Simplissime, non ? Et pourtant, la réalisation vous en met plein les yeux. Parce qu'il faut rendre dans l'esprit du spectateur une double réalité, spatiale et temporelle, tout cela dans des séquences oniriques qui glissent, glissent, glissent... Pour faire simple : on reprend La vie est un songe de Calderon, mais qui ne joue que sur une seule strate onirique. Mais là, réalité et rêve coexistent, dans une dualité simple. Avec Inception, on s'approche définitivement de K. Dick, et du Dieu venu du Centaure, où en prenant la drogue ramenée par Palmer Eldritch, on ne sait définitivement plus quand on a quitté les mondes fantasmés pour retrouver la réalité partagée par tous.
D'autant que le recours, dans le film, à un puissant sédatif qui permet de maintenir le rêve et de garantir la réussite de l'opération, rapproche plus encore de l'usage fait des stupéfiants dans ce livre du romancier américain.
Alors évidemment, un thème pareil ramène à un Matrix, nettement moins complexe, là encore, puisque toujours dual : la Matrice d'un côté, le monde réel de l'autre. Pilule bleue contre pilule rouge. Avec Inception, tout cela prend la dimension d'une poupée russe : elles s'imbriquent parfaitement les unes dans les autres, mais révèlent toutes une nouvelle réalité... rêvée. Et c'est particulièrement bon.

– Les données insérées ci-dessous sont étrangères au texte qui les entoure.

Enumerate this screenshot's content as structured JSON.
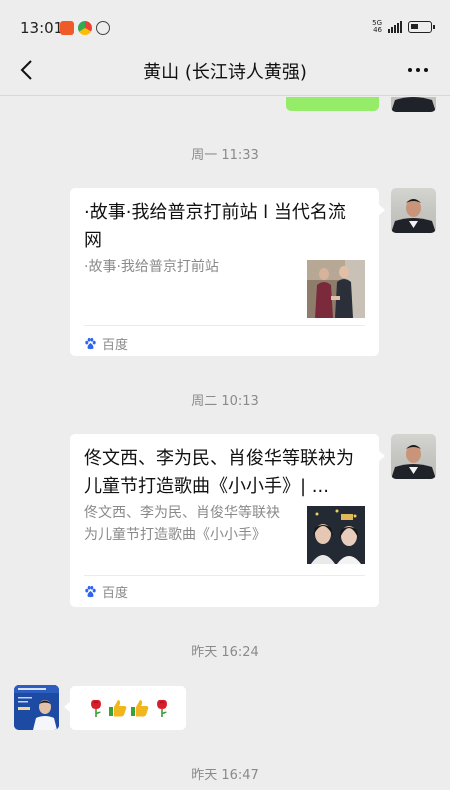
{
  "status_bar": {
    "time": "13:01",
    "network": "5G",
    "network_sub": "46",
    "battery_level": 0.4
  },
  "nav": {
    "title": "黄山 (长江诗人黄强)",
    "back_icon": "chevron-left-icon",
    "more_icon": "ellipsis-icon"
  },
  "messages": [
    {
      "type": "timestamp",
      "text": "周一 11:33"
    },
    {
      "type": "link_card",
      "side": "right",
      "title": "·故事·我给普京打前站 l 当代名流网",
      "description": "·故事·我给普京打前站",
      "source": "百度",
      "source_icon": "baidu-paw-icon"
    },
    {
      "type": "timestamp",
      "text": "周二 10:13"
    },
    {
      "type": "link_card",
      "side": "right",
      "title": "佟文西、李为民、肖俊华等联袂为儿童节打造歌曲《小小手》| ...",
      "description": "佟文西、李为民、肖俊华等联袂为儿童节打造歌曲《小小手》",
      "source": "百度",
      "source_icon": "baidu-paw-icon"
    },
    {
      "type": "timestamp",
      "text": "昨天 16:24"
    },
    {
      "type": "emoji_message",
      "side": "left",
      "emojis": [
        "rose-icon",
        "thumbs-up-icon",
        "thumbs-up-icon",
        "rose-icon"
      ]
    },
    {
      "type": "timestamp",
      "text": "昨天 16:47"
    }
  ],
  "colors": {
    "chat_background": "#ededed",
    "sent_bubble": "#95ec69",
    "card_background": "#ffffff",
    "meta_text": "#8a8a8a"
  }
}
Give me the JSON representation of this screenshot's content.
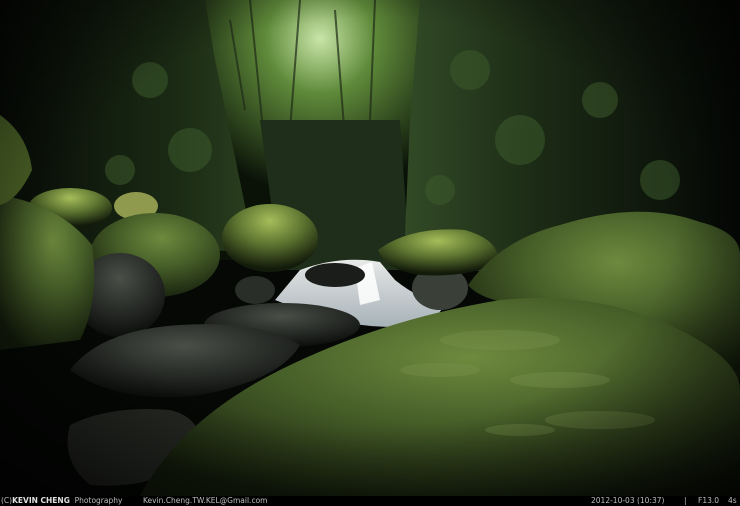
{
  "photo": {
    "subject": "mossy-boulders-waterfall-forest",
    "colors": {
      "background": "#000000",
      "moss": "#4f6a2a",
      "moss_highlight": "#8fae4a",
      "foliage": "#2e4a22",
      "water": "#e8eef2",
      "shadow": "#050805"
    }
  },
  "caption": {
    "copyright": "(C)",
    "author": "KEVIN CHENG",
    "role": "Photography",
    "email": "Kevin.Cheng.TW.KEL@Gmail.com",
    "datetime": "2012-10-03 (10:37)",
    "separator": "|",
    "aperture": "F13.0",
    "shutter": "4s"
  }
}
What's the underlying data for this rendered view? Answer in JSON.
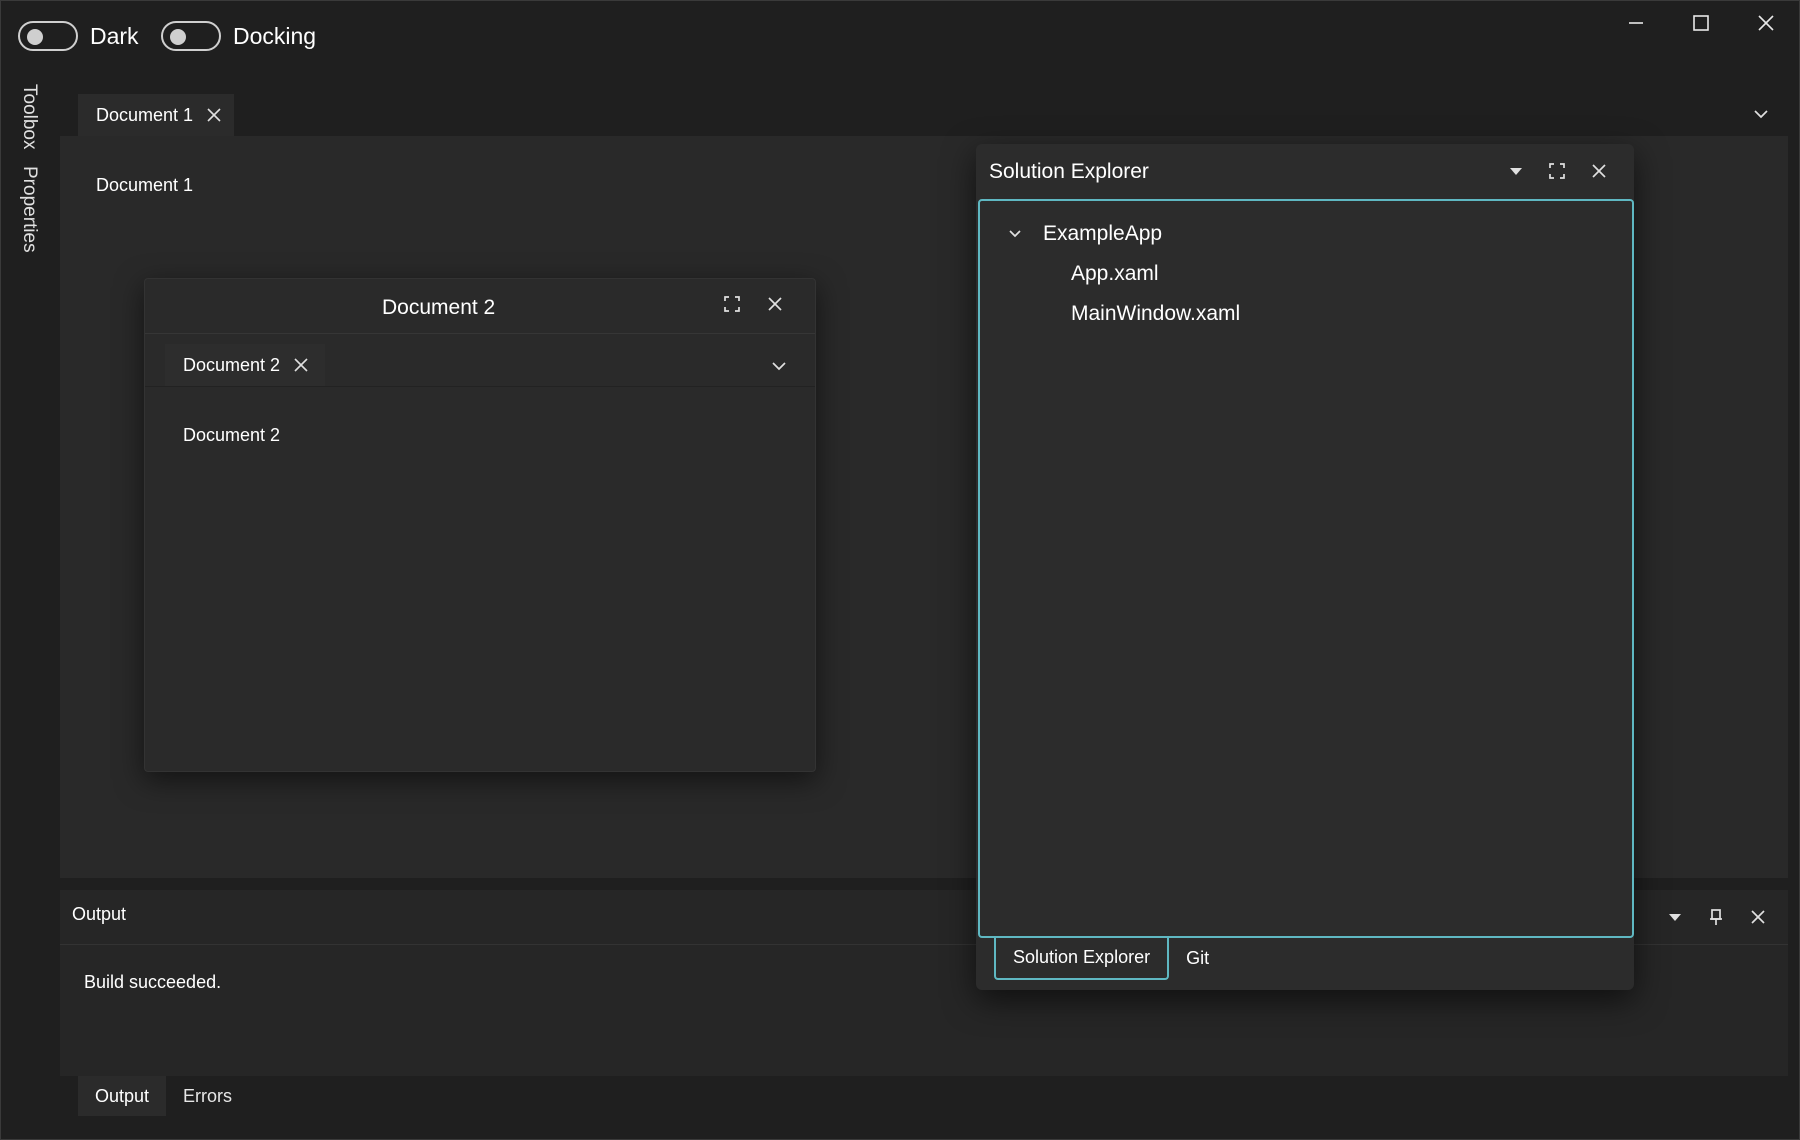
{
  "titlebar": {
    "toggles": [
      {
        "label": "Dark",
        "on": false
      },
      {
        "label": "Docking",
        "on": false
      }
    ],
    "window_buttons": [
      "minimize-icon",
      "maximize-icon",
      "close-icon"
    ]
  },
  "sidebar": {
    "items": [
      {
        "label": "Toolbox"
      },
      {
        "label": "Properties"
      }
    ]
  },
  "document_area": {
    "tab_label": "Document 1",
    "content_text": "Document 1"
  },
  "floating_document": {
    "title": "Document 2",
    "tab_label": "Document 2",
    "content_text": "Document 2"
  },
  "solution_explorer": {
    "title": "Solution Explorer",
    "tree": {
      "root": "ExampleApp",
      "children": [
        "App.xaml",
        "MainWindow.xaml"
      ]
    },
    "tabs": [
      {
        "label": "Solution Explorer",
        "active": true
      },
      {
        "label": "Git",
        "active": false
      }
    ],
    "accent_color": "#5fb8c2"
  },
  "output_panel": {
    "title": "Output",
    "content_text": "Build succeeded.",
    "tabs": [
      {
        "label": "Output",
        "active": true
      },
      {
        "label": "Errors",
        "active": false
      }
    ]
  }
}
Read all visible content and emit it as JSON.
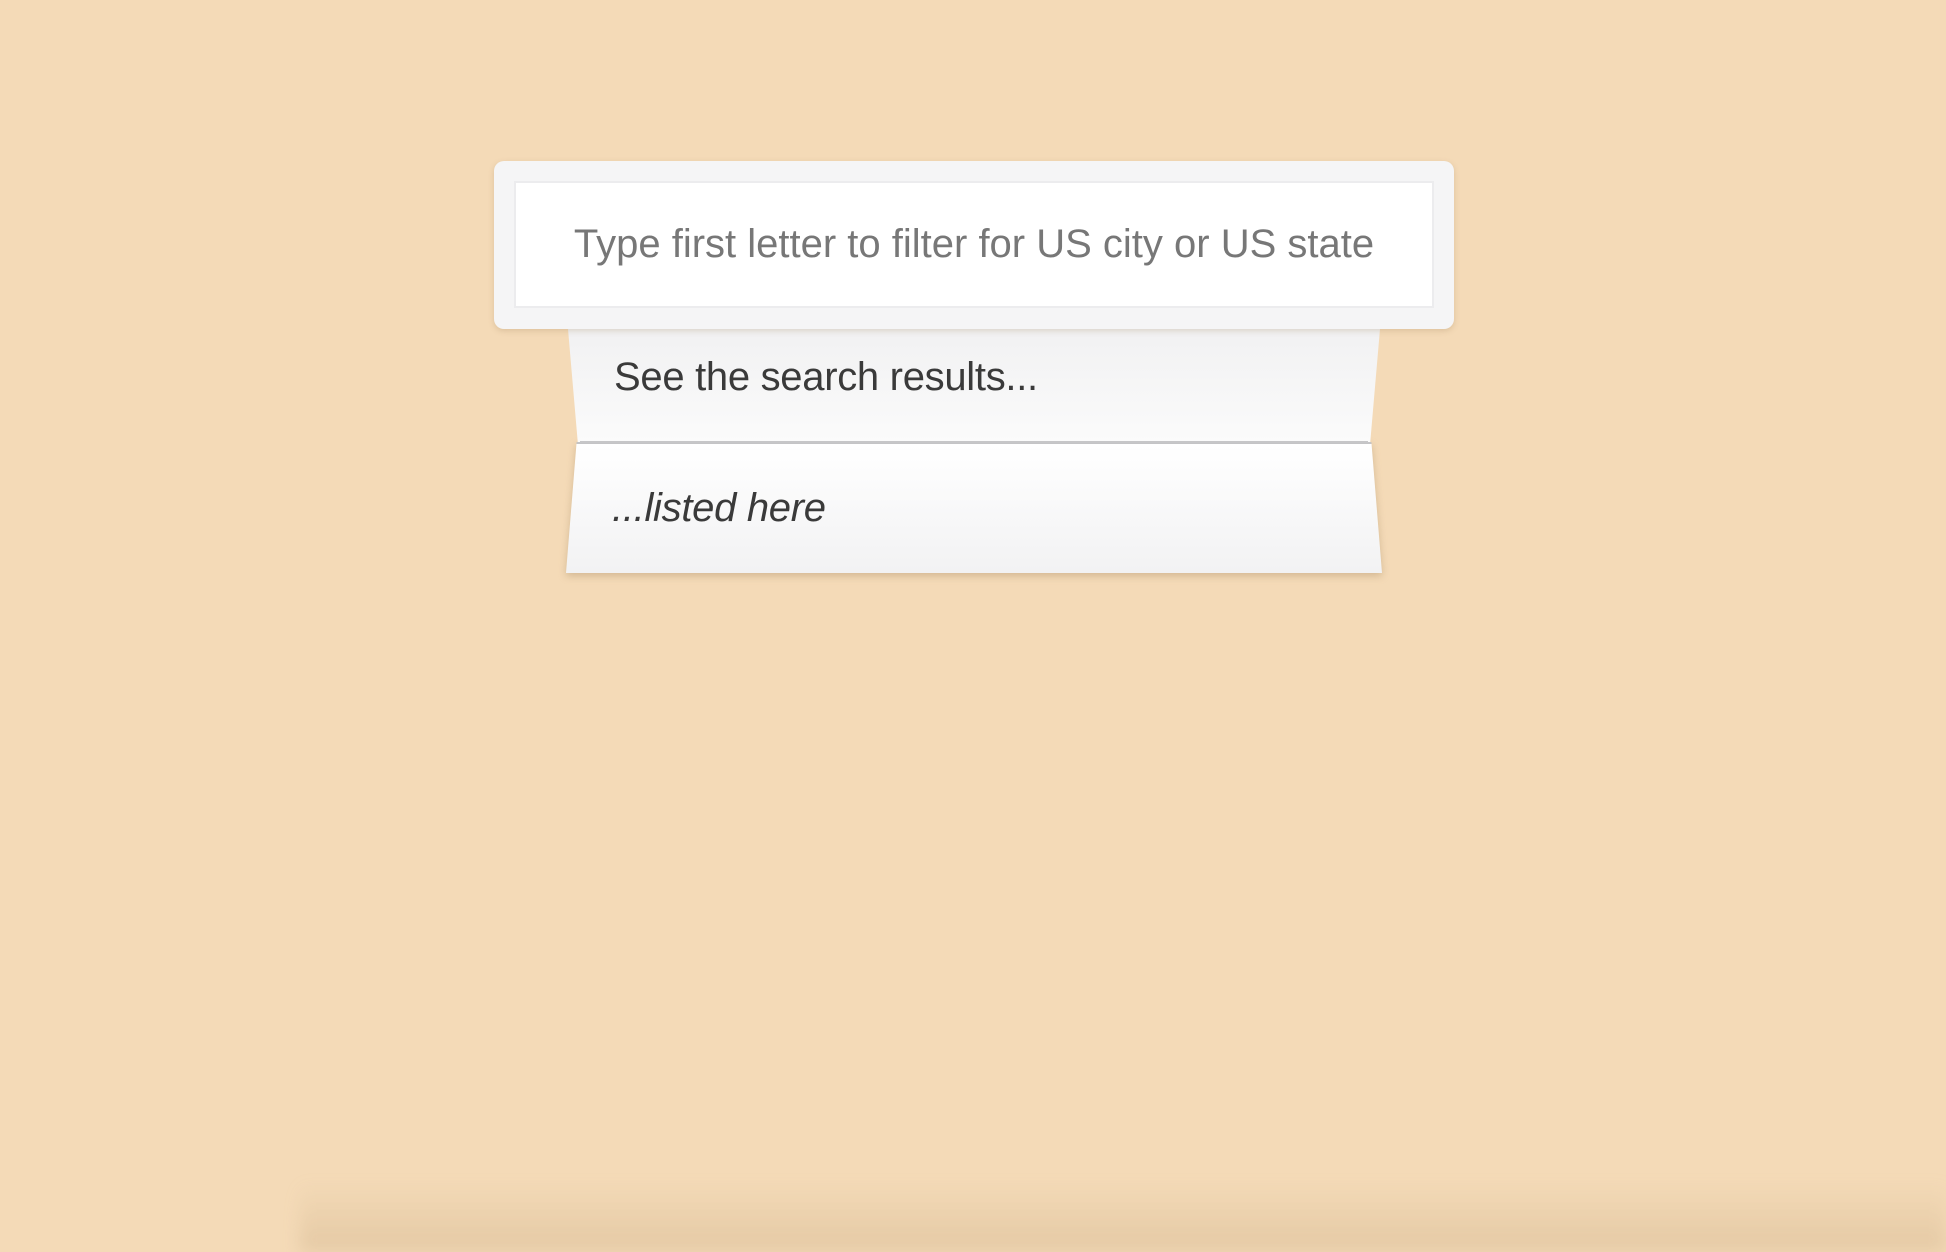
{
  "search": {
    "placeholder": "Type first letter to filter for US city or US state",
    "value": ""
  },
  "results": [
    {
      "label": "See the search results..."
    },
    {
      "label": "...listed here"
    }
  ],
  "colors": {
    "background": "#f4dab7",
    "panel": "#f5f5f6",
    "input_bg": "#ffffff",
    "placeholder_text": "#777777",
    "result_text": "#3a3a3a"
  }
}
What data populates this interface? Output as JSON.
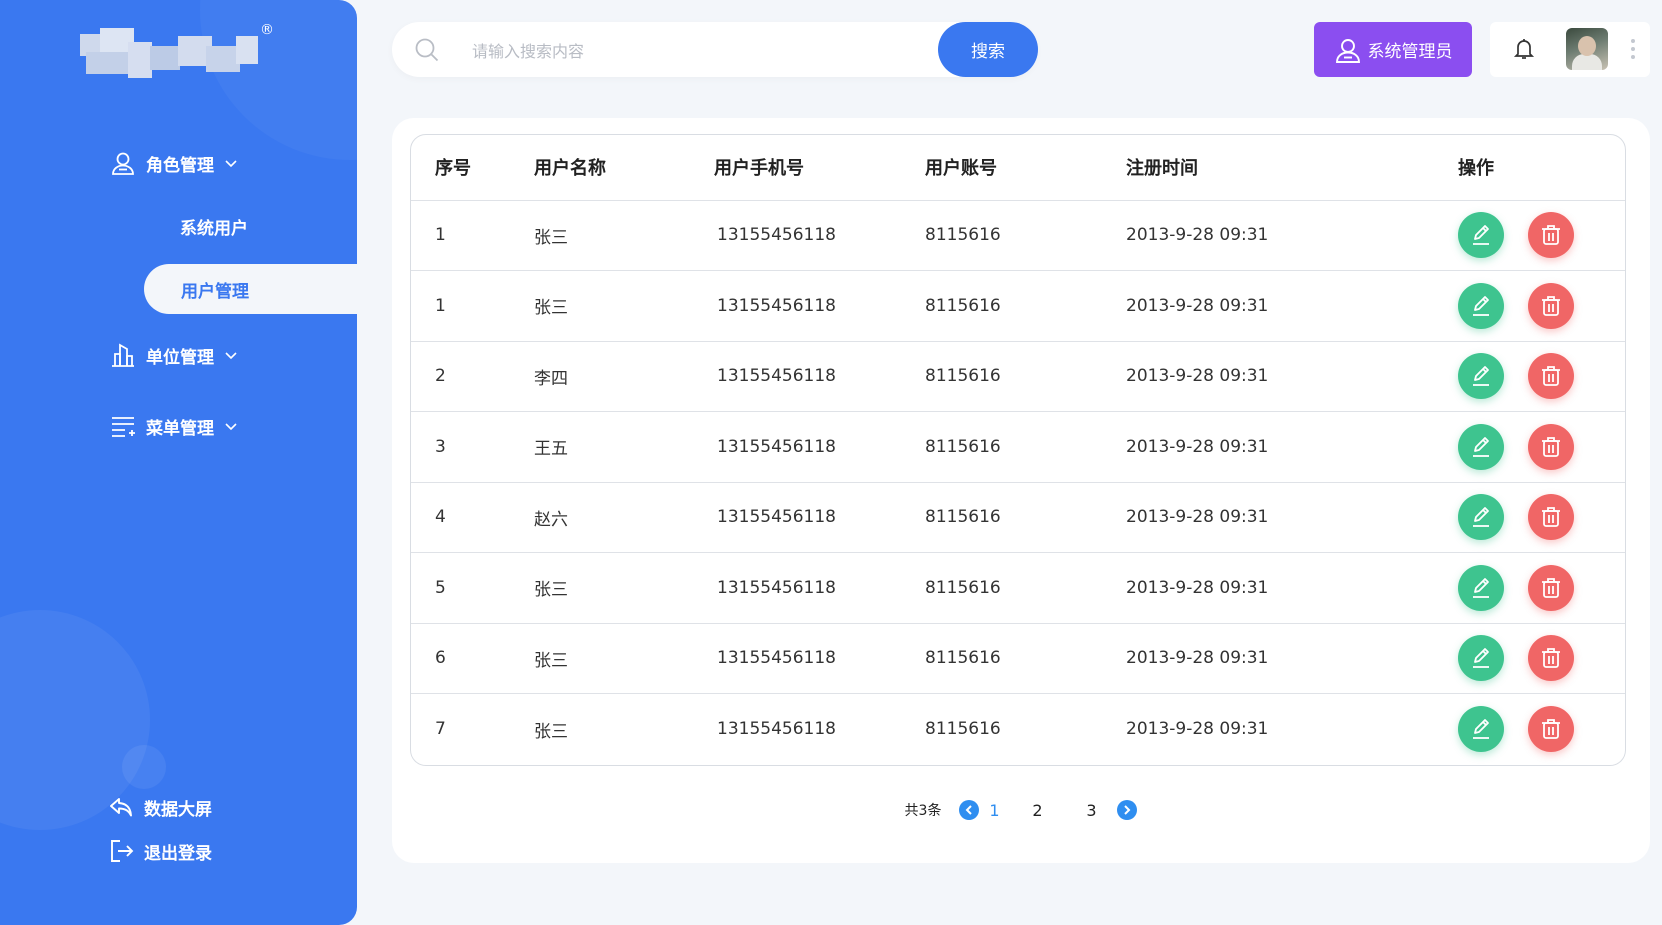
{
  "sidebar": {
    "nav": [
      {
        "label": "角色管理",
        "icon": "user-icon"
      },
      {
        "label": "单位管理",
        "icon": "building-icon"
      },
      {
        "label": "菜单管理",
        "icon": "menu-list-icon"
      }
    ],
    "sub_items": [
      {
        "label": "系统用户"
      },
      {
        "label": "用户管理",
        "active": true
      }
    ],
    "bottom": [
      {
        "label": "数据大屏",
        "icon": "back-arrow-icon"
      },
      {
        "label": "退出登录",
        "icon": "logout-icon"
      }
    ],
    "logo_mark": "®"
  },
  "header": {
    "search": {
      "placeholder": "请输入搜索内容",
      "value": ""
    },
    "search_button": "搜索",
    "admin_button": "系统管理员"
  },
  "table": {
    "columns": [
      "序号",
      "用户名称",
      "用户手机号",
      "用户账号",
      "注册时间",
      "操作"
    ],
    "rows": [
      {
        "index": "1",
        "name": "张三",
        "phone": "13155456118",
        "account": "8115616",
        "time": "2013-9-28 09:31"
      },
      {
        "index": "1",
        "name": "张三",
        "phone": "13155456118",
        "account": "8115616",
        "time": "2013-9-28 09:31"
      },
      {
        "index": "2",
        "name": "李四",
        "phone": "13155456118",
        "account": "8115616",
        "time": "2013-9-28 09:31"
      },
      {
        "index": "3",
        "name": "王五",
        "phone": "13155456118",
        "account": "8115616",
        "time": "2013-9-28 09:31"
      },
      {
        "index": "4",
        "name": "赵六",
        "phone": "13155456118",
        "account": "8115616",
        "time": "2013-9-28 09:31"
      },
      {
        "index": "5",
        "name": "张三",
        "phone": "13155456118",
        "account": "8115616",
        "time": "2013-9-28 09:31"
      },
      {
        "index": "6",
        "name": "张三",
        "phone": "13155456118",
        "account": "8115616",
        "time": "2013-9-28 09:31"
      },
      {
        "index": "7",
        "name": "张三",
        "phone": "13155456118",
        "account": "8115616",
        "time": "2013-9-28 09:31"
      }
    ]
  },
  "pagination": {
    "total": "共3条",
    "pages": [
      "1",
      "2",
      "3"
    ],
    "current": "1"
  },
  "colors": {
    "primary": "#3a78f0",
    "admin": "#8b4ef0",
    "edit": "#3ec48f",
    "delete": "#f06666",
    "pager_accent": "#2f8ef0"
  }
}
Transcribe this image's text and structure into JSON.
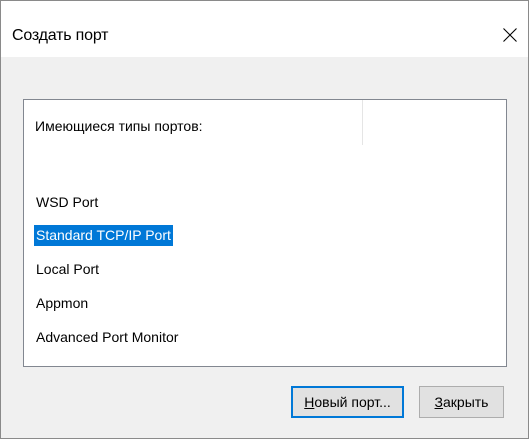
{
  "window": {
    "title": "Создать порт",
    "close_glyph": "X"
  },
  "list": {
    "header": "Имеющиеся типы портов:",
    "items": [
      {
        "label": "WSD Port",
        "selected": false
      },
      {
        "label": "Standard TCP/IP Port",
        "selected": true
      },
      {
        "label": "Local Port",
        "selected": false
      },
      {
        "label": "Appmon",
        "selected": false
      },
      {
        "label": "Advanced Port Monitor",
        "selected": false
      }
    ]
  },
  "buttons": {
    "new_port": {
      "first": "Н",
      "rest": "овый порт..."
    },
    "close": {
      "first": "З",
      "rest": "акрыть"
    }
  },
  "colors": {
    "selection": "#0078d7",
    "default_button_border": "#0078d7",
    "dialog_background": "#f0f0f0"
  }
}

Difficile de passer également à côté du mythe de la Caverne de Platon dans cette histoire. La réalité que nous prenons pour vraie, n'est que la projection d'ombres sur une paroi et prisonniers de chaînes, nous sommes incapables de nous détourner de ces apparences que nous prenons pour authentiques. Là encore, Inception dépasse ce manichéisme : un plan, dans un plan, imbriqué dans un rêve, qui lui-même fait suite à d'autres... Tout cela se concrétise plus encore dans la fin du film, où le spectateur pourra enrager de se dire qu'il n'a pas toutes les cartes en main. Et c'est tant mieux.
Enfin, sans la dimension vidéoludique du film, mais avec cette connexion qui articule les actions des rêveurs, impossible de ne pas penser à eXistenZ. La console qui relie les personnes entre elles, pour les faire entrer dans un univers de jeu inédit, dont le réalisme est frappant. L'interactivité commune, les répercutions des actes sur les autres joueurs et la perspective d'un jeu dans le jeu rejoint complètement la thématique abordée dans Inception. Avec un budget de 200 millions $ pour sa réalisation, le film place toutefois la barre encore plus haut, non pas simplement en effets spéciaux (encore que la scène en apesanteur dans un hôtel à des échos de 2001 Odyssée de l'espace vertigineux), mais bien en action dramatique.
Enfin, immanquablement, on retrouve l'ambiance de manipulation si chère à Dark City, ce monde mouvant où des extraterrestres sont à la recherche de ce que peut être l'âme humaine. Ils structurent pour ce faire tout un monde, chaque nuit modifié, avec une dimension architecturale, au sens propre comme figuré, qui n'est pas si éloignée de celle d'Inception.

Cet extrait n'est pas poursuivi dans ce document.